Section D: Will ask you to provide owner information. An owner is defined as:
· A person with an aggregate ownership interest of twenty percent or more in the person applying for a license or a licensee, unless the interest is solely a security, lien, encumbrance.
· The CEO of a nonprofit or other entity.
· A member of a nonprofit’s board of directors.
· An individual who will be participating in the direction, control, or management of the commercial cannabis business, including:
o A partner of a commercial cannabis business organized as a partnership;
o A member of a limited liability company of a commercial cannabis
§ business organized as a limited-liability company;
o An officer or director of a commercial cannabis business organized as a corporation.
· Each owner must complete an Owner Submittal form and must electronically submit fingerprint images to the Department of Justice (DOJ). The applicant must use the live scan form provided by the Bureau. Live Scan locations can be found here.
Section E: Asks applicants to identify non-owners who have a financial interest in the business. A financial interest means an investment into a cannabis business, a loan provided to a cannabis business, or any other equity in a cannabis business but not qualified as an owner. The applicant must provide the following information for all non-owners with a financial interest: their name, date of birth, type of government issued identification form, and the identification number.
Section F: F is for “fictitious business name.” The applicant must provide a list of all fictitious business names they will operate under and the location of the businesses.
Section G: Your application fee will be determined by the number of events held, so you’ll be asked to provide that info.
Once you’re approved as an event organizer, you can get your event license:
Note that it costs $1,000 to apply for an event license. You can download the temporary application here. You’ll need to provide most of the same information required for the Event Organizer Application, with the exception of a few details. For example, you’ll need to provide event information. The applicant must provide the name, location and the dates of the event.

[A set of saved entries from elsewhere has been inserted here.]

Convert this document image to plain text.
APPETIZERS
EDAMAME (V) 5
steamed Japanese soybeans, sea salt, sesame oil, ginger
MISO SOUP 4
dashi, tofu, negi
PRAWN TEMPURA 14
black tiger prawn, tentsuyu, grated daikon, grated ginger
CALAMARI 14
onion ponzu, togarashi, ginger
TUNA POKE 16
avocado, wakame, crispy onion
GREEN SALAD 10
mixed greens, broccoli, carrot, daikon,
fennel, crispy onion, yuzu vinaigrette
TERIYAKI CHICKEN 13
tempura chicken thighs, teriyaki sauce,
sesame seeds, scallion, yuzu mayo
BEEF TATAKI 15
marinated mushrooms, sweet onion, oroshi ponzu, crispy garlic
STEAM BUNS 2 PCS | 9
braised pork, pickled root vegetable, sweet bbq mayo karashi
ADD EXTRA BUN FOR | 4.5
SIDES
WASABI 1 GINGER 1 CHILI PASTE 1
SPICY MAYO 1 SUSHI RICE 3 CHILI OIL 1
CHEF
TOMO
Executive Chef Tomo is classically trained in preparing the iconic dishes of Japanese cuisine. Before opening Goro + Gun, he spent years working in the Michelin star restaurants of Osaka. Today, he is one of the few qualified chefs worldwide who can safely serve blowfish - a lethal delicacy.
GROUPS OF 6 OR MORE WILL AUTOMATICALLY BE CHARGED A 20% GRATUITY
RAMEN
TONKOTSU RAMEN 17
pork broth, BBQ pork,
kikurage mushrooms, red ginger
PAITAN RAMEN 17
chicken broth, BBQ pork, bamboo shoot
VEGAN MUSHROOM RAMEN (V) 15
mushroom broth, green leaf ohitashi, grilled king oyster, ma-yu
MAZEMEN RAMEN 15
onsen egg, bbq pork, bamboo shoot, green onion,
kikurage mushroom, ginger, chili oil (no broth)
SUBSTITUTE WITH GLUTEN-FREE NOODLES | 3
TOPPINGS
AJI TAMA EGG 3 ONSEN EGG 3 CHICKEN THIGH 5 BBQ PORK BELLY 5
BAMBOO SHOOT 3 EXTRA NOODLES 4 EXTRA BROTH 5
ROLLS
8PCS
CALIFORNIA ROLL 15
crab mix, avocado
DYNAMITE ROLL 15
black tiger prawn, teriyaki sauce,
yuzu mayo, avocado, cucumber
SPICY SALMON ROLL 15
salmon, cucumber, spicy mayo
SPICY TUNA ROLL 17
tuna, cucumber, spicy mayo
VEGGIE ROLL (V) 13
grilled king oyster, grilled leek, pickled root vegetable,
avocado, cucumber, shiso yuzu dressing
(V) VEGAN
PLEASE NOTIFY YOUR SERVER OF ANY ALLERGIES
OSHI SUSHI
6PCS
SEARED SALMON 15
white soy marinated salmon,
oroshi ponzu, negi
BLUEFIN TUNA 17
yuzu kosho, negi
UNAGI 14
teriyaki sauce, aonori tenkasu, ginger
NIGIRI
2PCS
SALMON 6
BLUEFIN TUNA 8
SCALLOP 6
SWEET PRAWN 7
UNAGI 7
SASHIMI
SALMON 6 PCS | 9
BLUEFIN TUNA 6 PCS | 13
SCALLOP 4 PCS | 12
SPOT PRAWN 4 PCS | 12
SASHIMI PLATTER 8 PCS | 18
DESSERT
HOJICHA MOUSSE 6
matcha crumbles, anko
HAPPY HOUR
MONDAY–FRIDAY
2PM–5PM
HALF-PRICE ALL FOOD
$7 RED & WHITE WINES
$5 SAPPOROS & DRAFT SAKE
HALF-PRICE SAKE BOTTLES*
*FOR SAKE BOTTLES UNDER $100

Events can’t be held anywhere:
Events must take place at a county fair or district agricultural association locations. According to the BCC, no cannabis temporary event license will be issued for more than 4 days—so no week-long Burning Man style cannabis events are permitted.
You must provide a temporary cannabis event diagram:
Applicants are required to provide a diagram of the physical layout of the event, which must clearly identify:
· Where the cannabis event will be taking place on the grounds of the event's location.
· All cannabis consumption areas.
· All areas where cannabis goods will be sold.
· The specific location of each cannabis licensee who will be participating in the event.
You must have the approval of local jurisdiction:
Applicants must provide proof that the city approves what of the event. The written approval must authorize the applicant to engage in onsite cannabis sales and onsite consumption by people ages 21 and older at the event.
You must provide a list of licensees:
A list of all licensees that will provide onsite sales of cannabis products at the event must be listed. You can find that form here. So, what this is saying is that no unlicensed vendors are allowed to participate in the event.
No alcohol or tobacco!:
Consumption of alcohol or tobacco is not allowed on the premises. If caught and the BCC gets wind, the event could be shut down for good and you could get your license revoked.